Some people watch soap operas; some people have enviable friends, and some people read erotic paperbacks; on the other side of the coin, some people rely on an overactive imagination. For Rachel Foster she rides the 8.04 from Ashbury to Euston every day to a job she no longer has and the 17.56 train in the evening to a home that is close to be taken away from her. All of this current devastation is occurring in a life she no longer control’s, which in turn expedites a massive distortion that will have great impact for her and the lives of a young couple that are crazy in love
Rachel Watson has had a rough last couple of years. With her husband Tom they were building what she thought was the makings of a beautiful life together. Within the confines of their first home together they’ve been putting their personal touches on their dream home. Outside the home they both have respectable careers, and were finally talking about starting a family. It was all going according to plan until the first crack appeared in the foundation in the form of one’s virility. Everything was ideal, until their first foray into In Vitro Fertilization ended up having an unfortunate result. With little money for another treatment, the writing seemed to be on the wall, at least for a little while. During the time after her treatment she had become more of a habitual drinker rather than a social drinker, Tom had become more distant and detached from the possibilities of being a parent. As days went along everything was unraveling very fast. After infidelities with a neighbour Rachel became more aggressive, ultimately leading this idyllic couple to divorce. The reader soon finds out that Rachel has been fired for going back to work drunk after a three hour lunch break with a client that the firm she worked for subsequently lost because of her discourteous nature and lack of professionalism. She has been given her eviction notice by her loyal high school friend for continuous drunken transgressions. Rachel has essentially lost everything she ever had, and now she’s beginning to lose her head.

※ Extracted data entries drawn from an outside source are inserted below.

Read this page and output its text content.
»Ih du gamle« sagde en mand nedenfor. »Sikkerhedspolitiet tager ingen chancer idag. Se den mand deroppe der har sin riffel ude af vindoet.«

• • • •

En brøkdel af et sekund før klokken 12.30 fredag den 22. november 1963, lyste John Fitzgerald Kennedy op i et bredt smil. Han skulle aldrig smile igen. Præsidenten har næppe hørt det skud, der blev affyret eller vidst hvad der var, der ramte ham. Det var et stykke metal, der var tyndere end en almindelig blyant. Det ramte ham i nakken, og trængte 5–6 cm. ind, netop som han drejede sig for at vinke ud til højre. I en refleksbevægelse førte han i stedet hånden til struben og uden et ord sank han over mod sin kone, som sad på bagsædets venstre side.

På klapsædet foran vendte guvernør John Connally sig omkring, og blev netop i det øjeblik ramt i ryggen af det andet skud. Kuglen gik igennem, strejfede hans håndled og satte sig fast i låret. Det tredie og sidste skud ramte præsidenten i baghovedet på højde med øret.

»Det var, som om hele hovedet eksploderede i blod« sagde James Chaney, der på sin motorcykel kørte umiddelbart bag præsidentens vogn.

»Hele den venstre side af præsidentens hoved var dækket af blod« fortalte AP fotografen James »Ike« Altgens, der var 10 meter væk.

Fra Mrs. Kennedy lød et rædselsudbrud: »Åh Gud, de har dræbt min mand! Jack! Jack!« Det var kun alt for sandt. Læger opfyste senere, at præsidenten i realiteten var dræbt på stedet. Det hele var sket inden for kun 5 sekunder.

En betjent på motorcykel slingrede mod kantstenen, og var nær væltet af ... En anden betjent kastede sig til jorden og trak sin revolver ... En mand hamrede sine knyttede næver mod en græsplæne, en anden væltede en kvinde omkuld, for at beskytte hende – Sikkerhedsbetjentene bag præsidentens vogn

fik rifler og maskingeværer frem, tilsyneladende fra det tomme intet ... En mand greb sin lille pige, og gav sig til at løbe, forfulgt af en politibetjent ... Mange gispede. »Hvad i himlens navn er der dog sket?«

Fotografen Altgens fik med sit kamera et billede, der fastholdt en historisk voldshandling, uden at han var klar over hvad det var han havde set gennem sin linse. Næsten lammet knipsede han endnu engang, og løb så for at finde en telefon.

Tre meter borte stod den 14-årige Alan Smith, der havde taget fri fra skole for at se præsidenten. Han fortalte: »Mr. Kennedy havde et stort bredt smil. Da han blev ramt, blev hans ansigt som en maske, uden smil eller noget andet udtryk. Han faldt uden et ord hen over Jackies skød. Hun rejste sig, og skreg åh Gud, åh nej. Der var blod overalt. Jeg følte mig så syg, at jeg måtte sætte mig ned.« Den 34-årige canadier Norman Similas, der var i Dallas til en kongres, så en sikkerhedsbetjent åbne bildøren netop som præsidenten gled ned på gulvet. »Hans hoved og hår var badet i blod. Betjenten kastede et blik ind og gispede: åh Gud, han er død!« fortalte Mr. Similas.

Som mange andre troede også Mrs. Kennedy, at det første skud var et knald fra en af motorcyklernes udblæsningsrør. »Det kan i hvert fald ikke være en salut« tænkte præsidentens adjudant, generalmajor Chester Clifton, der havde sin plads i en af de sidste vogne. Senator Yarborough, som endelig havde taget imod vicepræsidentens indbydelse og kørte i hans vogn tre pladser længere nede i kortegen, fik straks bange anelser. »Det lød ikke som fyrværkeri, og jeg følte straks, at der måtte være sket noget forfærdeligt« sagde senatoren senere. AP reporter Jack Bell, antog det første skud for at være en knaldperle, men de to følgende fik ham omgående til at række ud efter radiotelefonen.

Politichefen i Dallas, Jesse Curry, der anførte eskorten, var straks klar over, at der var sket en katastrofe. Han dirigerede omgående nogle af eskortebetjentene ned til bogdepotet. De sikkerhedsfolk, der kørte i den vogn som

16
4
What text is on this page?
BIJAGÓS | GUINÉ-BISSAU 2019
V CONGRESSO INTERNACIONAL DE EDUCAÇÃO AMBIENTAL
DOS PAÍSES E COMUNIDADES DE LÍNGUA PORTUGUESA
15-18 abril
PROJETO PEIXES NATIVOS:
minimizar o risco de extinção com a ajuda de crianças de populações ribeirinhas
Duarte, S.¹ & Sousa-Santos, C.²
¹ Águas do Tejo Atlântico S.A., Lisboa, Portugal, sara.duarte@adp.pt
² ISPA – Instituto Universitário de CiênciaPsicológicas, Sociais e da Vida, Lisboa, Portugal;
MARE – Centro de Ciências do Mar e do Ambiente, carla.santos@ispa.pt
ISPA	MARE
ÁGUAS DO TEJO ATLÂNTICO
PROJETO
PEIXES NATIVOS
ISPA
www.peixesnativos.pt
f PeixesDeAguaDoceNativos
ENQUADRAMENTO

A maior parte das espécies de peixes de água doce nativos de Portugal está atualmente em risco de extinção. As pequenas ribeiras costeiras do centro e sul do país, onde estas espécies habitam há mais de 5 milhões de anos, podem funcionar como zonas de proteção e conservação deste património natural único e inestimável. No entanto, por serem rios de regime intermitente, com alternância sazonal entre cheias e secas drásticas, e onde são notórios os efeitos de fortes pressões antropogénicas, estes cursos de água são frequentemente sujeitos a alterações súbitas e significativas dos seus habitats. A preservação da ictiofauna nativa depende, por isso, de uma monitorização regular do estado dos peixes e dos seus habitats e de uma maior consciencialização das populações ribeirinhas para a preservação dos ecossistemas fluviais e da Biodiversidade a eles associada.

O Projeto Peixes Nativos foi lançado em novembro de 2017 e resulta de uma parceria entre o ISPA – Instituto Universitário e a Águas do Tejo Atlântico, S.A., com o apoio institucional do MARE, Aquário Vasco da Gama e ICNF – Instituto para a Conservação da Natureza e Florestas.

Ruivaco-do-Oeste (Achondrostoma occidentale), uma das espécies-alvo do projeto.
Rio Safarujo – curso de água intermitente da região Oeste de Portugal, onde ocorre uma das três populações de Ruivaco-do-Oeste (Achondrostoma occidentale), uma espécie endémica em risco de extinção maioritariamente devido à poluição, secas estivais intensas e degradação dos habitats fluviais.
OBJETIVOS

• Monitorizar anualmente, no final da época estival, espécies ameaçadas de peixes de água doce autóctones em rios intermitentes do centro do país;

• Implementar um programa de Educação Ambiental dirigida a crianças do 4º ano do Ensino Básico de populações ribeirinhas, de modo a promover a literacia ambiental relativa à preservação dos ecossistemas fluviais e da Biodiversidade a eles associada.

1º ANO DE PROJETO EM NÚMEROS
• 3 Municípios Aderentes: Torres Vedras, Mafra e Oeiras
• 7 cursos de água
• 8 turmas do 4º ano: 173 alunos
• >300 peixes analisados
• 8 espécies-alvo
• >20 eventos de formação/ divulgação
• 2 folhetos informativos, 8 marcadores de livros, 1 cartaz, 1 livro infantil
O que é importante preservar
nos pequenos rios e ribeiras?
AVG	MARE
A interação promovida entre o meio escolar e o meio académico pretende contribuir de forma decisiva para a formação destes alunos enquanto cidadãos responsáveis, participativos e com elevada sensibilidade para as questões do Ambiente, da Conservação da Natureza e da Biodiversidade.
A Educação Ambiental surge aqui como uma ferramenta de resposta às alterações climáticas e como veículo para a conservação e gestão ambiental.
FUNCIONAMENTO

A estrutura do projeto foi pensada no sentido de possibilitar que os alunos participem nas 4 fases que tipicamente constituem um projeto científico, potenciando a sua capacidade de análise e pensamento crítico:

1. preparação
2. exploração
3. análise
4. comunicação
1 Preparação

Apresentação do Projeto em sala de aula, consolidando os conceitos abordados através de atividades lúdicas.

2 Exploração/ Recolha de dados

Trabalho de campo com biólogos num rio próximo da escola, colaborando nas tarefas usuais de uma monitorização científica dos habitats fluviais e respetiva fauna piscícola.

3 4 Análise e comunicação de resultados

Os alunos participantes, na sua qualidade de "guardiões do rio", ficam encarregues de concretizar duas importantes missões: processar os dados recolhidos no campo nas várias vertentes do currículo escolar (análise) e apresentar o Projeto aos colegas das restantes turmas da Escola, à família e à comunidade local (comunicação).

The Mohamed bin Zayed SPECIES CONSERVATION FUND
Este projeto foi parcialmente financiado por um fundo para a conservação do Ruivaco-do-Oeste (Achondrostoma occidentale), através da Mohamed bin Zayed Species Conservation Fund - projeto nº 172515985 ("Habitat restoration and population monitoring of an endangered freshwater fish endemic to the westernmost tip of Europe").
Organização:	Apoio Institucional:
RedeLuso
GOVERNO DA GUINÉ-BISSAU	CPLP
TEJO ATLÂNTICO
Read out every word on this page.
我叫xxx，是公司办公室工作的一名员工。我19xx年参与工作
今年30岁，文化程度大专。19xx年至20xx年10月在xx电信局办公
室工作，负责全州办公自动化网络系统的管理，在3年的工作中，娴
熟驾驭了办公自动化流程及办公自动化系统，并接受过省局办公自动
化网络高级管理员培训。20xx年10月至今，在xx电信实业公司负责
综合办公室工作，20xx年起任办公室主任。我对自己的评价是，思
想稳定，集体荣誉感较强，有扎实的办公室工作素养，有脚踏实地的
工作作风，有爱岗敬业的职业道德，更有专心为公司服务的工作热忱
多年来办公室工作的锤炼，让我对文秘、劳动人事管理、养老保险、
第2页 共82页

“When did this house become so bloody small? When did my life become so boring? Is this really what I wanted? I can’t remember. All that I know is that a few months ago I was feeling better, and know I can’t think, I can’t sleep and I can’t draw and the urge to run is becoming overwhelming. At night when I lie awake I can hear it, quiet it but unrelenting, undeniable: a whisper in my head, slip away.”
In her own mind Rachel is an infertile, self-conscious, desperate, divorced, lonely, soon-to-be-homeless alcoholic with only a flicker of a light at the end of the tunnel to look forward too and live for. When all hope seems lost she still has Jess and Jason. By fixating on the smallest of details she has envisioned a life she would have had with Tom and now deeply regrets that she doesn’t. Ohhhh, how lovely would it be to live in the old Victorian house #15 on Blenheim St. Beautiful, carefree, loving, young, with the whole world ahead of them. But on one innocuous typical foggy English morning she sees Jess kissing a tall, dark, and handsome man that in fact is not Jason. This revelation stirs emotions in her and a feeling that something awful has happened to Jason. With her dire need of a purposeful life, coupled with her maniacal behavior and her growing drinking problem, this book will definitely leave you shaken and stirred.
There are very few characters in this book which leaves the level of mystery rather limited. However; the author does a great job in keeping the reader on their heels while slowly revealing the plot and other important elements of the story little bits at a time. There are not many likeable characters in this story, but I often felt empathetic towards them and their personal struggles. I know a lot of people will see commonalities between this story and Gone Girl or Rear Window, but I kept coming back to the British-French film Swimming Pool as a point of reference. The whole voyeuristic nature, witness to a crime, mental blockages, the mixing of fantasy and reality, and envy were hauntingly comparable. There are plenty of similarities that I couldn’t cast aside. I would recommend this book as it is a quick, engrossing, thrilling, and an engaging look into the lives of many and shared by more than you’d realize.
“The thought of her there both thrills and disappoints me, and then I feel sick for being disappointed. I don’t wish her ill, no matter how angry I was with her for cheating on Scott, for shattering my illusions about my perfect couple. No, it’s because I feel like I’m part of this mystery, I’m connected. I am no longer just a girl on the train, going back and forth without any point or purpose. I want Megan to turn up safe and sound. I do. Just not quite yet.”